Now the professor was frantic. Unfortunately, for Quirrell, even though he was a grown man struggling against an older child, he was weak having shunned any strenuous exercise for years. Henry was strong for his age and adrenaline was flooding his body. Smoke rose from Quirrell's face and hand. Blood poured through Henry's fingers as Quirrell's tissue then bone sizzled beneath the boy's hands.
With a massive effort, Quirrell heaved Henry from him. Henry landed awkwardly on one foot. He heard his ankle snap as he fell backward landing before the mirror. Henry anxiously tried to regain his feet but he toppled back to the floor in pain.
Quirrell took a halting step toward Henry but then fell to his knees. Terror filled eyes stared at Henry from a tburning, disfigured face. With a last moan of pure fear, the professor literally turned to dust before a stunned Henry's eyes.
Red smoke rose from the crumpled robe and drifted toward the ceiling. The smoke slowly coalesced. Voldemort's face, lately of his follower's skull, appeared in the midst of the crimson cloud. Henry stared helplessly up at it.

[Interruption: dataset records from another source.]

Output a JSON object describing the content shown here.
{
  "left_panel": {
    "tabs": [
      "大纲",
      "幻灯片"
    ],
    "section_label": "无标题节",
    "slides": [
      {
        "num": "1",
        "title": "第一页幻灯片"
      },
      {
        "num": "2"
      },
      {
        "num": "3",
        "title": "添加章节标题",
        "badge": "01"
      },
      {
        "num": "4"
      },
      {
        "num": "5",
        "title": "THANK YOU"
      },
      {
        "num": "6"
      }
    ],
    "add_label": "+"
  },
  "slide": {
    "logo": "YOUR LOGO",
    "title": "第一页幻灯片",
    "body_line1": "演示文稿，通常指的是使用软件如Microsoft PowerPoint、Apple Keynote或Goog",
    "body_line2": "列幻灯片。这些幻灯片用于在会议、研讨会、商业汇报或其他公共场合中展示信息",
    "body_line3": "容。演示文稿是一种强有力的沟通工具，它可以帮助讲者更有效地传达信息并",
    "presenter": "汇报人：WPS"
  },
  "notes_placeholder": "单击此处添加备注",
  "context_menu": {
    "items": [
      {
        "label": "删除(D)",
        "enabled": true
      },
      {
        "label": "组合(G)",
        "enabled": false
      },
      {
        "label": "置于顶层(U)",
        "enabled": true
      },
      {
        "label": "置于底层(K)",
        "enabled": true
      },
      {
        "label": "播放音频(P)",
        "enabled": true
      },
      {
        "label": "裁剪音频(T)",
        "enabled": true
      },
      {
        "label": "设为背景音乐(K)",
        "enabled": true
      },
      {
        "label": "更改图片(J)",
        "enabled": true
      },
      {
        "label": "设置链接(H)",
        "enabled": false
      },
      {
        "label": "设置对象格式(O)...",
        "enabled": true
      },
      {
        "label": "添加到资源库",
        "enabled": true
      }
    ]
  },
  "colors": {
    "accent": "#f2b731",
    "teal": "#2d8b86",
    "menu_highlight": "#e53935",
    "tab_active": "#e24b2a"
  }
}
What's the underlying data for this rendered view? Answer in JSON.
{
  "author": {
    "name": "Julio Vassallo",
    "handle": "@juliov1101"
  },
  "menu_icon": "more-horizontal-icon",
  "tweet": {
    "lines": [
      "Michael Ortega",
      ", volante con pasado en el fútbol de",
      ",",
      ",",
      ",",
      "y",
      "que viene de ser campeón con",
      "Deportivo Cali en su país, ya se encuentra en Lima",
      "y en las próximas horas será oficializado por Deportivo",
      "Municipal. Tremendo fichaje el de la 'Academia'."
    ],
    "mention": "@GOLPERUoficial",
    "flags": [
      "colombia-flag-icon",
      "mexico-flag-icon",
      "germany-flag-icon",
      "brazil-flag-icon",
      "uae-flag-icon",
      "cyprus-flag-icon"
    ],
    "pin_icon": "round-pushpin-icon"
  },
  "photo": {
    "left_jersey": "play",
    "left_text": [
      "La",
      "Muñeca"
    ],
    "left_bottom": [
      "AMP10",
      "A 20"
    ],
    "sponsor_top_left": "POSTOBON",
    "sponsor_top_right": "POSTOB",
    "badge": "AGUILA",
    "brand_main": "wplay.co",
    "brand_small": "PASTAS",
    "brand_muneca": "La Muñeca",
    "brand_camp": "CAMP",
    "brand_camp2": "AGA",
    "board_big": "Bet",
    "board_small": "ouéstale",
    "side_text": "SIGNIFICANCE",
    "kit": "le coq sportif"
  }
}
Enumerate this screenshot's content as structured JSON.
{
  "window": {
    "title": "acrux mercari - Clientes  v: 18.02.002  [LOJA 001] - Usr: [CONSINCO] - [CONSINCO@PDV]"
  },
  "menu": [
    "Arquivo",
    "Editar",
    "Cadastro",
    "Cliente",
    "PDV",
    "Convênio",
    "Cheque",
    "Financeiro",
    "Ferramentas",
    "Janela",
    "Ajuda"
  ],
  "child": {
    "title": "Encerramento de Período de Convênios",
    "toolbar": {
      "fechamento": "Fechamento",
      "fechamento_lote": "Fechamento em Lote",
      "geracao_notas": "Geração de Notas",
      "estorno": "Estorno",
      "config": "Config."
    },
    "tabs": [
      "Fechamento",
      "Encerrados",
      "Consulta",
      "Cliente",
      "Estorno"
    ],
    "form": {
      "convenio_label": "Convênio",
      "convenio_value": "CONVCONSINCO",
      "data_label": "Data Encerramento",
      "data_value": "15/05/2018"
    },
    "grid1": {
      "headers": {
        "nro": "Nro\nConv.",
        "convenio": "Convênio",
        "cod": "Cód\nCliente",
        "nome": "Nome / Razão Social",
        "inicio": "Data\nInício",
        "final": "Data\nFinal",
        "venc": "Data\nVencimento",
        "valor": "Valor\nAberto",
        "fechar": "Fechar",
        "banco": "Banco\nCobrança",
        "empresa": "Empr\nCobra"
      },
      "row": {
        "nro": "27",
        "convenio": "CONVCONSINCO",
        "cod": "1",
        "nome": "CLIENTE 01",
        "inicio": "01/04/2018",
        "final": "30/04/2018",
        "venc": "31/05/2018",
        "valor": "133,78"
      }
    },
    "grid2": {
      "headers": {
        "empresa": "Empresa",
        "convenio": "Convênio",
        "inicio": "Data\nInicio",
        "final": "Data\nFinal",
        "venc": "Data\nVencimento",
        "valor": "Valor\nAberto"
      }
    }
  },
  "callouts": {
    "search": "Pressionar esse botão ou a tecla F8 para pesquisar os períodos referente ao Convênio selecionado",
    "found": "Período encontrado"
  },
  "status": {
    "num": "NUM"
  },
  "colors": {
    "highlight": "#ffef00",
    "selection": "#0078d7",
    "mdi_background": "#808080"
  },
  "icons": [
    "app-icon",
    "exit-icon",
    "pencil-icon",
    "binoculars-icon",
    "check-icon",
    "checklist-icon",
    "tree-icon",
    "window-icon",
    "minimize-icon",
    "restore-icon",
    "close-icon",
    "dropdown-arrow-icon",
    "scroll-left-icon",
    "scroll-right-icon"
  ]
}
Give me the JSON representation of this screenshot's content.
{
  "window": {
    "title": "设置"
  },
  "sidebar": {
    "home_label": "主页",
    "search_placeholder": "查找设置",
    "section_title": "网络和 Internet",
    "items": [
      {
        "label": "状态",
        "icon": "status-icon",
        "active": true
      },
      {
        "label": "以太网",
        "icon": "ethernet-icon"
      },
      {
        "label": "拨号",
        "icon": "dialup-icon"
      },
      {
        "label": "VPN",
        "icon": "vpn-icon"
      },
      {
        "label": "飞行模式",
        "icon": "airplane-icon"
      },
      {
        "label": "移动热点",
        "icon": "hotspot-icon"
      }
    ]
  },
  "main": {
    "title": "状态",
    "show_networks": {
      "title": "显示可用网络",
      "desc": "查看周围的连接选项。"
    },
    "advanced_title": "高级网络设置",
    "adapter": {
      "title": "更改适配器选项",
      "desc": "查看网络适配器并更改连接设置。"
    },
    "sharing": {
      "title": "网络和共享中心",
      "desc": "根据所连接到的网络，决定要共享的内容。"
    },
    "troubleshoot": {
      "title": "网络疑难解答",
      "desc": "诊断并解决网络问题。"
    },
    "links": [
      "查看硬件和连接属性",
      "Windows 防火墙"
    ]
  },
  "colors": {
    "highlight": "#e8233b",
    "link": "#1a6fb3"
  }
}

"You have courage," Voldemort said with a hint of respect in his gravelly voice. "A trait I have always prized. Follow me, young Potter. I can free you from the pretence in whichDumbledore has bound you. I can free you from your muggle upbringing and give you more power then you ever dreamed."
Henry leaned back against the mirror. He was bone weary and ached from his head to his broken ankle. He looked up at the phantom resignedly.
"What is your answer, Potter?" Voldemort demanded.
"My name is Porter," Henry said slowly. "And my answer is fuck you."
With a furious howl, Voldemort dove at Henry like a lightning bolt. Henry twisted his upper body away. The mirror exploded when Voldemort collided with it. Henry's already abused body was flung like rag doll across the room. Mercifully, he fainted before any more pain registered.